Concatenate multiple tar files in one command
This question is rather old but I wish it had been easier for myself to find the following information sooner. So if anyone else stumbles across this, enjoy:
What Jeff describes above is a known bug in gnu tar (reported in August 2008). Only the first archive (the one after the -f
option) gets its EOF marker removed. If you try to concatenate more than 2 archives the last archive(s) will be "hidden" behind file-end-markers.
It is a bug in tar. It concatenates entire archives, including trailing zero blocks, so by default reading the resulting archive stops after the first concatenation.
Source: https://lists.gnu.org/archive/html/bug-tar/2008-08/msg00002.html (and following messages)
Considering the age of the bug I wonder if it will ever get fixed.

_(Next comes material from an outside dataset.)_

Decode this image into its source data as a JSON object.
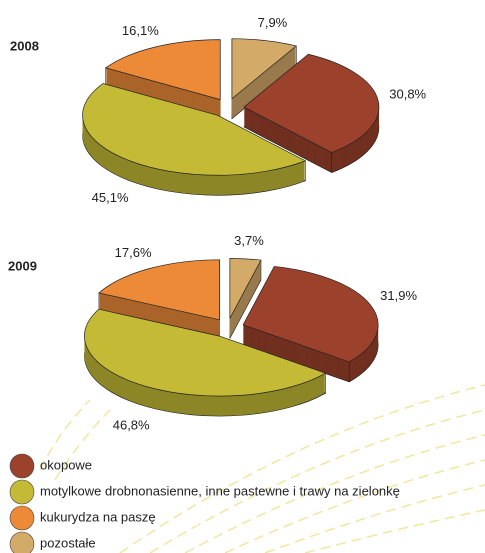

I doubt there is a critical mass that is affected.
The best way to circumvent this bug could be to use the -i
option, at least for .tar files on your file system.
As Jeff points out tar --concatenate
can take a long time to reach the EOF before it concatenates the next archive. So if you're going to be stuck with a "broken" archive that needs the tar -i
option to untar, I suggest the following:
Instead of using
tar --concatenate -f archive1.tar archive2.tar archive3.tar
you will likely be better off to run cat archive2.tar archive3.tar >> archive1.tar
or pipe to dd
if you intend to write to a tape device.
Also note that this could lead to unexpected behaviour if the tapes did not get zeroed before (over)writing new data onto them. For that reason the approach I am going to take in my application is nested tars as suggested in the comments below the question.
The above suggestion is based on the following very small sample benchmark:
time tar --concatenate -vf buffer.100025.tar buffer.100026.tar
real 65m33.524s
user 0m7.324s
sys 2m50.399s
time cat buffer.100027.tar >> buffer.100028.tar
real 46m34.101s
user 0m0.853s
sys 1m46.133s
The buffer.*.tar files are all 100GB in size, the system was pretty much idle except for each of the calls. The time difference is significant enough that I personally consider this benchmark valid despite small sample size, but you are free to your own judgement on this and probably best off to run a benchmark like this on your own hardware.
This may not help you, but if you are willing to use the -i
option when extracting from the final archive, then you can simply cat
the tars together.
A tar file ends with a header full of nulls and more null padding till the end of the record. With --concatenate
tar must go through all the headers to find the exact position of the final header, in order to start overwriting there.
If you just cat
the tars, you just have extra nulls between headers. The -i
option asks tar to ignore these nulls between headers. So you can
cat receiverTar1.tar receivedTar2.tar ... >>alltars.tar
tar -itvf alltars.tar
Also, your tar --concatenate
example ought to be working. However, if you have the same named file in several tar archives you will rewrite that file several times when you extract all from the resulting tar.